Ils ont ainsi ouvert la voie à ceux qui font bouger les lignes aujourd’hui, sur les deux rives du Rhône. Tabata et Ludovic Mey mais aussi Arnaud Laverdin (La Bijouterie), Hubert Vergoin (Substrat), Olivier Canal (La Meunière), Floriant Rémont (Le Bistrot du potager), Connie Zagora et Laurent Ozan (Kitchen Café), Nicolas Seibold (La Mutinerie), Louis Fargeton (L’Établi). Culina Hortus, une table végétarienne à ambition gastronomique, a même élu domicile dans le bastion du saucisson. Dernier arrivé, Maxime Laurenson, ancien chef chez Loiseau à Paris, avec Rustique (2e). Dans un beau décor brut, il pousse plus loin sa remarquable cuisine d’inspiration paysanne : « Paris est une machine de guerre. Il fait bon être ici, il y a un vrai terroir de producteurs et une vraie clientèle. Les gens aiment manger et disent ce qu’ils pensent.
Big Mamma débarque aussi à Lyon
Les toques asiatiques s’acclimatent aussi très bien, comme les Japonais Takao Takano, Katsumi Ishida ou le Coréen Younghoon Lee. Autre symbole de cette vitalité : le succès du Lyon Food festival (30 000 visiteurs en 2019), qui fait le pont entre la cuisine bourgeoise canaille et la nouvelle scène débridée. D’autres food courts ont ouvert dès 2018 (La Commune, 7e, et Heat, 2e). Enfin, le très parisien groupe Big Mamma vient d’ouvrir Carmelo, une trattoria de 200 places (1er).
« Ici, c’est un village. On va dîner les uns chez les autres, il n’y a pas de concurrence entre nous, assure Floriant Rémont, du Bistrot du potager. On s’amuse en cuisine mais nous sommes arrivés humblement, sans renverser la table : on veut tous que Lyon redevienne la capitale de la gastronomie moderne. » Arrivé du Sud-Ouest en 2004, le chef dacquois n’a tout de même pas hésité à faire manger les Lyonnais, habitués à un service classique, sur des grandes tables communautaires garnies de plats à partager. Sacrilège ? « C’est entré dans les mœurs, on ne m’a jamais lancé de pavé ! rigole-t-il.
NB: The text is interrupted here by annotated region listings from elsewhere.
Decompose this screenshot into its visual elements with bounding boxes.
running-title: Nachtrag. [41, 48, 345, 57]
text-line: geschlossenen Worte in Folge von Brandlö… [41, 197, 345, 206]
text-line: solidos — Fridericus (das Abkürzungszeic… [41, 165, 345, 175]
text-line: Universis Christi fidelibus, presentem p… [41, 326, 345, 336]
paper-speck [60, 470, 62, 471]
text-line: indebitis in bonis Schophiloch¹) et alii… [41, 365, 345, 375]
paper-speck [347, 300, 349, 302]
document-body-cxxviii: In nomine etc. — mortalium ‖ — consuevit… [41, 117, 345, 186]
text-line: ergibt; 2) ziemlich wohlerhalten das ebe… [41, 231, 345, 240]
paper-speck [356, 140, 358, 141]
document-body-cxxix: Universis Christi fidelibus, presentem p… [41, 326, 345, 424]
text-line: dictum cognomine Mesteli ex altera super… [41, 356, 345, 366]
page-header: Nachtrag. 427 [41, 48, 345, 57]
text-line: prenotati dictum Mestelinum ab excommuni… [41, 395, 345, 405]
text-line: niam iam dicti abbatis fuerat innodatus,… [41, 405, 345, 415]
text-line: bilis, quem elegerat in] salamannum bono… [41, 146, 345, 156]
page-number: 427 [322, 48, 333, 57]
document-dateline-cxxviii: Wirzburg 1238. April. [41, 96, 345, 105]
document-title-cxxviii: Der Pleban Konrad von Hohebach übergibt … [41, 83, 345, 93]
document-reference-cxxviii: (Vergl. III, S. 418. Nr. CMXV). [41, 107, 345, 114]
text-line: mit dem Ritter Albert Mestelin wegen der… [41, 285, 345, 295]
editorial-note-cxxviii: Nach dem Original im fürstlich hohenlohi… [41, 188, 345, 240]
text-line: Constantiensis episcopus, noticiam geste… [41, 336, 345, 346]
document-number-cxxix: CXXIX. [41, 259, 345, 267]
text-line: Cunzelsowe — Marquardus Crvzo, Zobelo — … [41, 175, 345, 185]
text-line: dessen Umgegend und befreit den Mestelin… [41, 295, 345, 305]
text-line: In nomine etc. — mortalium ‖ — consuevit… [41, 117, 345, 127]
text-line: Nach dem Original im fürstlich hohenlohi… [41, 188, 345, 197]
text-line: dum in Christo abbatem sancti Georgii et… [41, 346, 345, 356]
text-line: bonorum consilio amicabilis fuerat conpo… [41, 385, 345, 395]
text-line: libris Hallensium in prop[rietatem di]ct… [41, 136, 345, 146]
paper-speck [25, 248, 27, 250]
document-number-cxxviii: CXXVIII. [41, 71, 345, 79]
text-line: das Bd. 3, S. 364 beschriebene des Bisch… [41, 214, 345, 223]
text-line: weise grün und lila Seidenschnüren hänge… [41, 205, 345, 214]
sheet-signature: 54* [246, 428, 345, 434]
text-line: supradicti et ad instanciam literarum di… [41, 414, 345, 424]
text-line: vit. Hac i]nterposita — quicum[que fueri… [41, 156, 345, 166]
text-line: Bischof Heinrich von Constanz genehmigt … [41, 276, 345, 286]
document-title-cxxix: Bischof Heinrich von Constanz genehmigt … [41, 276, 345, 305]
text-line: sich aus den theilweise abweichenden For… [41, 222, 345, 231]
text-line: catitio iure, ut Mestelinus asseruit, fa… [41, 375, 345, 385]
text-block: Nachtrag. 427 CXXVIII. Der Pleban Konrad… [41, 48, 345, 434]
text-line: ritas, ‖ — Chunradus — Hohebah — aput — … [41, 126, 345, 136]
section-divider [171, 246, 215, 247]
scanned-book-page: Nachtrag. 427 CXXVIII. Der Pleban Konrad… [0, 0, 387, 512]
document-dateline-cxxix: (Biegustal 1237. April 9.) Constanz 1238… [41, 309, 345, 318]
Et finalement, pourvu qu’on ait un pot de gamay et une côte de bœuf, on s’entendra toujours bien ! » Parole de Lyonnais.
Charlotte Langrand
Les bouchons lyonnais se modernisent aussi
Les Bouchons aussi écoutent les changements de l’époque. La Maison Sibilia, institution de la charcuterie lyonnaise des Halles Paul Bocuse, a créé son atelier, le S, où elle propose du snacking et de la charcuterie cuisinée à emporter : hot-dog d’andouillette, gaufres salées, gratin de macaronis au jambon truffé ou encore hamburger lyonnais au saucisson à cuire. Meilleur ouvrier de France, le chef Joseph Viola du bouchon Daniel & Denise s’adapte aussi à son temps dans son épicerie-comptoir en proposant d’emporter chez soi la quintessence du Bouchon : plats canaille, produits qualitatifs et même des bocaux de jus, de fonds et de sauces pour sublimer la cuisine à la maison.